Oil fields are supposed to deteriorate as they get old, and oil companies are supposed to head for cover and yell for help when prices tumble. Both notions have generally held up over the past year, and the exception that proves the rule is Shell Oil.
Almost alone among the major oil companies, Shell--the Houston-based giant now completely owned by the Royal Dutch Shell Group of London and Amsterdam--has maintained a vigorous exploration and drilling program in the face of the price collapse.
Shell's performance is especially noteworthy because it has been romping through Uncle Sam's overworked Oil Patch, especially California, where decades of intensive drilling have made a pin cushion of the landscape and where the onshore prospects draw barely a mention in the debate over the nation's energy security.
While the industry's retreat from exploration last year caused California's first production decline since 1978, Shell boosted its overall crude oil output by buying more oil fields and stepping up its exploitation of Kern County's reservoirs of heavy oil, which have been producing for at least three-quarters of a century.
Pumping steam underground to coax the oil to the surface, it has turned one dogeared field near Bakersfield into the most prolific in the 48 contiguous states, surpassing even the fabled East Texas field.
Shell's diligence on its home turf enabled it to leapfrog Exxon to become the leading driller of oil and gas wells in the United States last year as well as the nation's leading wildcat driller in unproven fields, according to Petroleum Information Corp. of Denver.
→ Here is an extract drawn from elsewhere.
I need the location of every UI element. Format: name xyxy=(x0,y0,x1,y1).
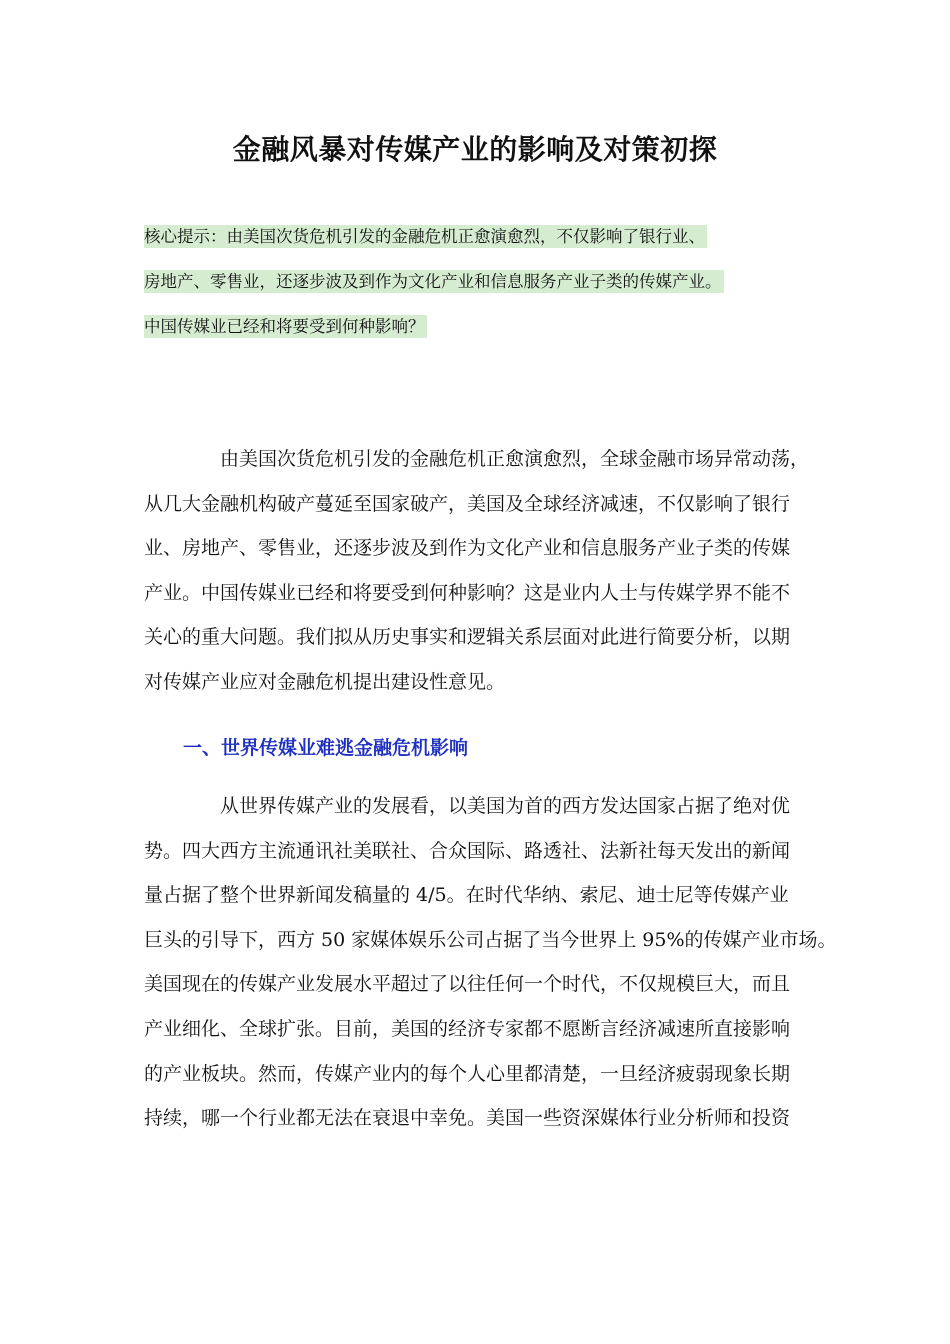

In domestic oil and gas reserves, Shell surpassed Atlantic Richfield to become No. 2 behind Exxon.
Of course, if oil prices decline over the long haul, Shell might look silly. But hardly anyone expects that. Shell's performance last year is only the latest bit of evidence cited by some analysts and others to suggest that Shell might be the smartest of the big oil companies. In any case, it has taken a different road from others with comparable resources, notably Exxon.
"Shell tends to take a long-term view of the business. The worse it looks, the more they want to go ahead," says Paul D. Mlotok of the Salomon Bros. investment firm in New York. "It's a deeply ingrained corporate philosophy. Exxon has the resources, too, but they have chosen to pull back. Exxon really is more pessimistic."
Who's right? British Petroleum in effect bet with Shell last week when it announced that it will spend $7.4 billion to buy the rest of Cleveland-based Standard Oil. Mlotok agrees: "I've got oil prices at $24 (per barrel) by 1990. I agree with Shell. They will move up in their relative standing in the business when all is said and done."
Shell and its parent have long been held in high regard by the investment community. The two have been affiliated for 75 years, and Royal Dutch Shell in 1985 acquired the 30% of Shell Oil it did not already own.
By most accounts, the management of the U.S.-based firm--led since 1976 by a thoughtful, independent-minded geologist from Louisiana named John F. Bookout--has been largely given a free rein. But industry observers often paint the two with the same rosy brush: as lean, forward-looking corporations that have tended to resist the lure of short-term profits in favor of holding to long-term strategies.
No Common Strategy
"The culture of Shell Oil management unquestionably over the past 75 years would have to be influenced by Royal Dutch Shell," Bookout says. "It stands to reason. . . . But despite what the analysts might say, our strategies are not coordinated. There's not a common strategy. The companies don't even face the same kind of problems."
Shell has hardly escaped damage during the past year: Earnings plummeted by nearly half, to $883 million. In its annual report made public last week, Shell confessed that again this year it probably won't achieve its usual annual target of a 5% increase in real net income and a 15% return on equity.
(A fully consolidated subsidiary of Royal Dutch/Shell Group, Shell Oil says it continues to report earnings because it has public debt-holders and there is interest in the financial community.)
Unlike such firms as Unocal, Chevron and Phillips, the company has made it through most of the 1980s without the financial burden--or even the serious specter--of a costly takeover battle.
But a more fundamental reason that Shell Oil looks so smart today is that it decided in 1978, during a pause in the great 1970s run-up in prices, not to use the gusher of oil revenue to diversify but instead to tend to its knitting. The company gradually rationalized its oil and gas properties by buying some and selling others, stepped up exploration, trimmed its total work force, closed half its service stations and nearly tripled sales at the ones it kept.